Written By: Dr. Rea N. Waldon, Urban League of Greater Cincinnati
Nicky Grist, National Urban League
Staff leaders at the Urban League of Greater Cincinnati (ULGC) are using the latest techniques such as mapping for data gathering and analysis, to prepare senior level staff so they can make important programmatic decisions and better communicate the impact of their work. This game-changing action plan is the result of a unique, web-based interactive professional development session, created by Dr. Rea N. Waldon, ULGC’s Chief Operating Officer. Thirteen program directors attended the 90-minute, multi-media session designed and presented by Nicky Grist, National Urban League Senior Director for Evaluation, on Friday, March 22nd. “The goal of this session was to broaden the thinking and idea generation of key staff members at the League,” stated Dr. Waldon.
Ms. Grist, as lead trainer, pointed out that successful performance management involves three vital activities: 1) regularly collecting accurate information, 2) sharing it in useable formats, and 3) using it to make changes in the hope of improving services, programs or conditions. ULGC team members then shared their experiences about how programmatic data helps the people they serve, their staff, and their funding.

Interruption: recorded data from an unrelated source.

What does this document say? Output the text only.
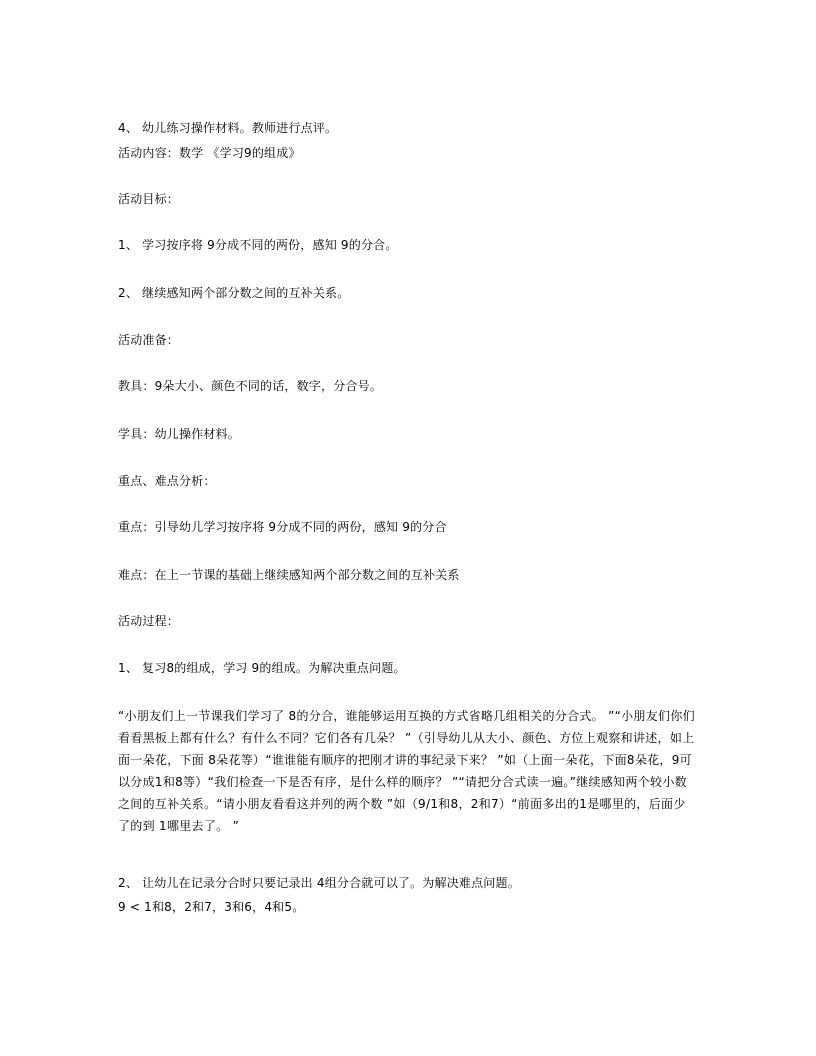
4、 幼儿练习操作材料。教师进行点评。
活动内容：数学 《学习9的组成》
活动目标：
1、 学习按序将 9分成不同的两份，感知 9的分合。
2、 继续感知两个部分数之间的互补关系。
活动准备：
教具：9朵大小、颜色不同的话，数字，分合号。
学具：幼儿操作材料。
重点、难点分析：
重点：引导幼儿学习按序将 9分成不同的两份，感知 9的分合
难点：在上一节课的基础上继续感知两个部分数之间的互补关系
活动过程：
1、 复习8的组成，学习 9的组成。为解决重点问题。
“小朋友们上一节课我们学习了 8的分合，谁能够运用互换的方式省略几组相关的分合式。 ”“小朋友们你们看看黑板上都有什么？有什么不同？它们各有几朵？ ”（引导幼儿从大小、颜色、方位上观察和讲述，如上面一朵花，下面 8朵花等）“谁谁能有顺序的把刚才讲的事纪录下来？ ”如（上面一朵花，下面8朵花，9可以分成1和8等）“我们检查一下是否有序，是什么样的顺序？ ”“请把分合式读一遍。”继续感知两个较小数之间的互补关系。“请小朋友看看这并列的两个数 ”如（9/1和8，2和7）“前面多出的1是哪里的，后面少了的到 1哪里去了。 ”
2、 让幼儿在记录分合时只要记录出 4组分合就可以了。为解决难点问题。
9 < 1和8，2和7，3和6，4和5。
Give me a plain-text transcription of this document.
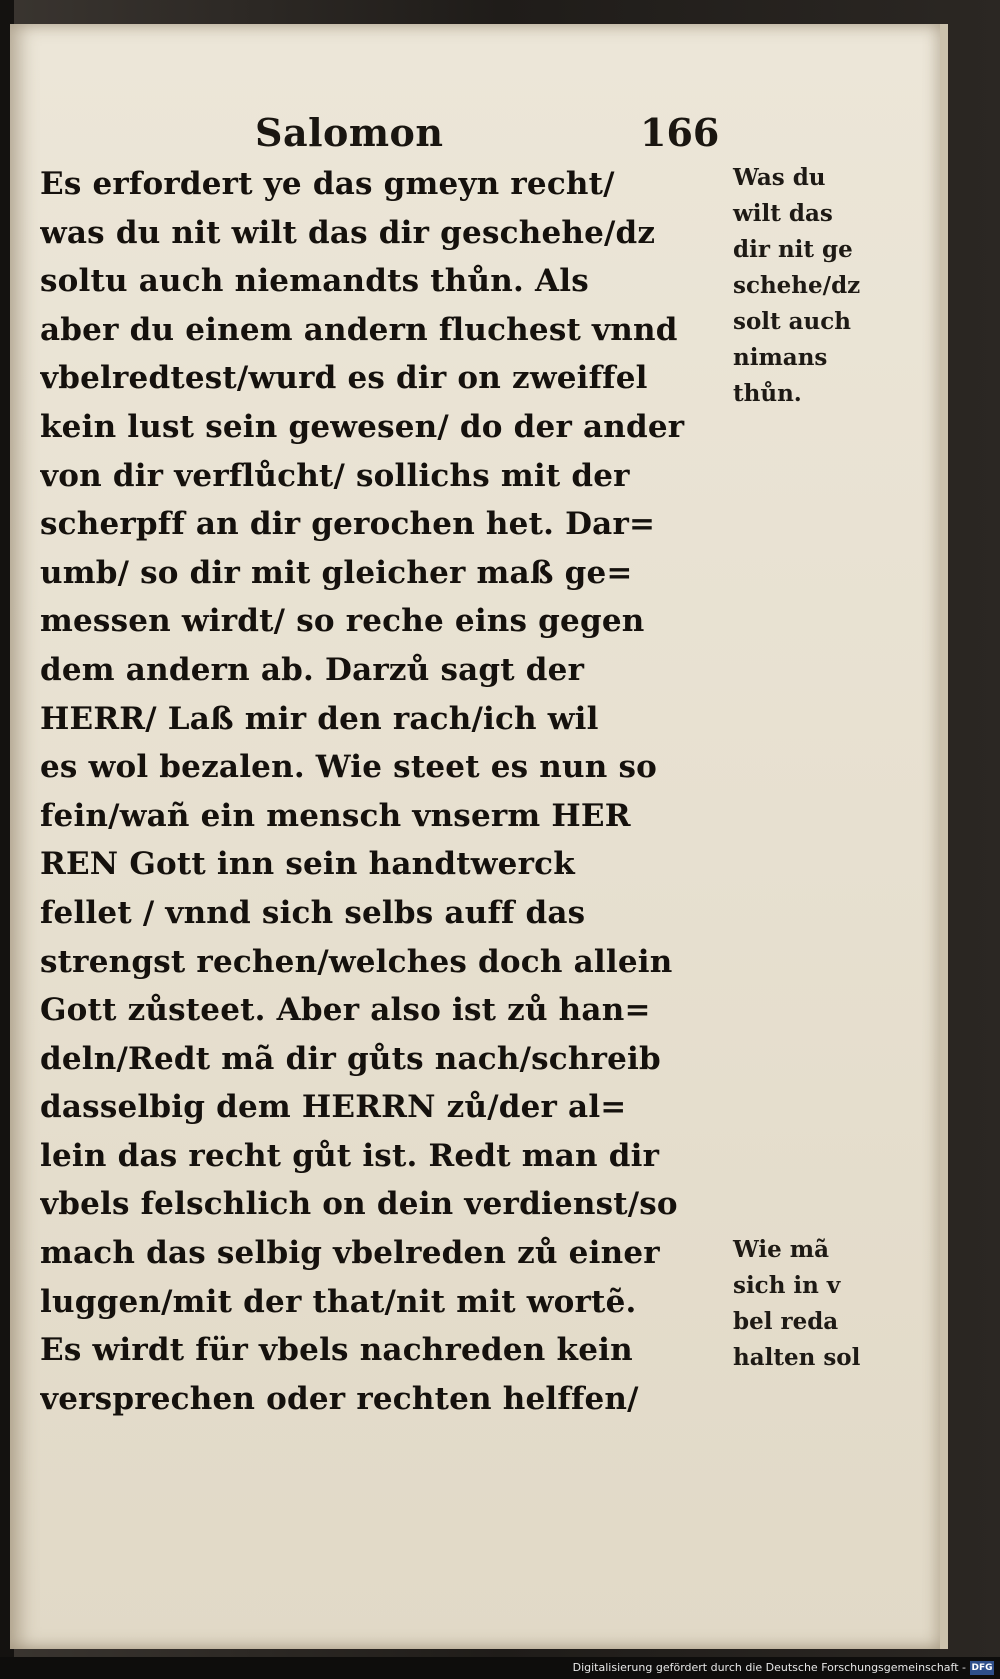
Salomon	166
Es erfordert ye das gmeyn recht/
was du nit wilt das dir geschehe/dz
soltu auch niemandts thůn. Als
aber du einem andern fluchest vnnd
vbelredtest/wurd es dir on zweiffel
kein lust sein gewesen/ do der ander
von dir verflůcht/ sollichs mit der
scherpff an dir gerochen het. Dar=
umb/ so dir mit gleicher maß ge=
messen wirdt/ so reche eins gegen
dem andern ab. Darzů sagt der
HERR/ Laß mir den rach/ich wil
es wol bezalen. Wie steet es nun so
fein/wañ ein mensch vnserm HER
REN Gott inn sein handtwerck
fellet / vnnd sich selbs auff das
strengst rechen/welches doch allein
Gott zůsteet. Aber also ist zů han=
deln/Redt mã dir gůts nach/schreib
dasselbig dem HERRN zů/der al=
lein das recht gůt ist. Redt man dir
vbels felschlich on dein verdienst/so
mach das selbig vbelreden zů einer
luggen/mit der that/nit mit wortẽ.
Es wirdt für vbels nachreden kein
versprechen oder rechten helffen/
Was du
wilt das
dir nit ge
schehe/dz
solt auch
nimans
thůn.
Wie mã
sich in v
bel reda
halten sol
Digitalisierung gefördert durch die Deutsche Forschungsgemeinschaft - DFG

The heart of the session was an action-oriented training full of exercises and examples. Using real data and questions from ULGC’s Entrepreneurship Center, RExO and Project Ready programs, Ms. Grist explained how to decide whether a program has any problems with data quantity, quality or usefulness. Dr. Waldon stated many programs were doing a good job of collecting data to meet funder requirements, but needed to collect and assess extra information to understand and articulate “what is our secret sauce for success.” Using the information and dialogue provided by the staff, Grist focused on how to ask good questions and determine how data collected would provide information needed to answer the questions asked. She described the process mapping technique as the best methodology to improve data collection and usage, and emphasized the need to dedicate resources to the process and hold each other accountable.
In order to test the skills learned, each program team was given a “homework” assignment that requires using mapping skills to analyze a specific data problem. In their report back to the full group, each team will describe all the steps it takes to collect, research and use the data gathered with the final steps being the creation of a resource and accountability plan.
In this new approach to training, with Ms. Grist in New York City and the ULGC team split between Dayton and Cincinnati, handouts and exercises helped keep the session lively and engaging. Of the 13 participants, eight said they acquired a new idea, skill or approach about program information and data which they would use at work within the next few weeks, and eight said they acquired a new idea they want to learn more about before trying to use (three people selected both choices). Everyone found the main topics covered to be both interesting and useful.
The real test of the session’s value will come next quarter, when the group reconvenes to present (and, hopefully, celebrate) the results of their assignments.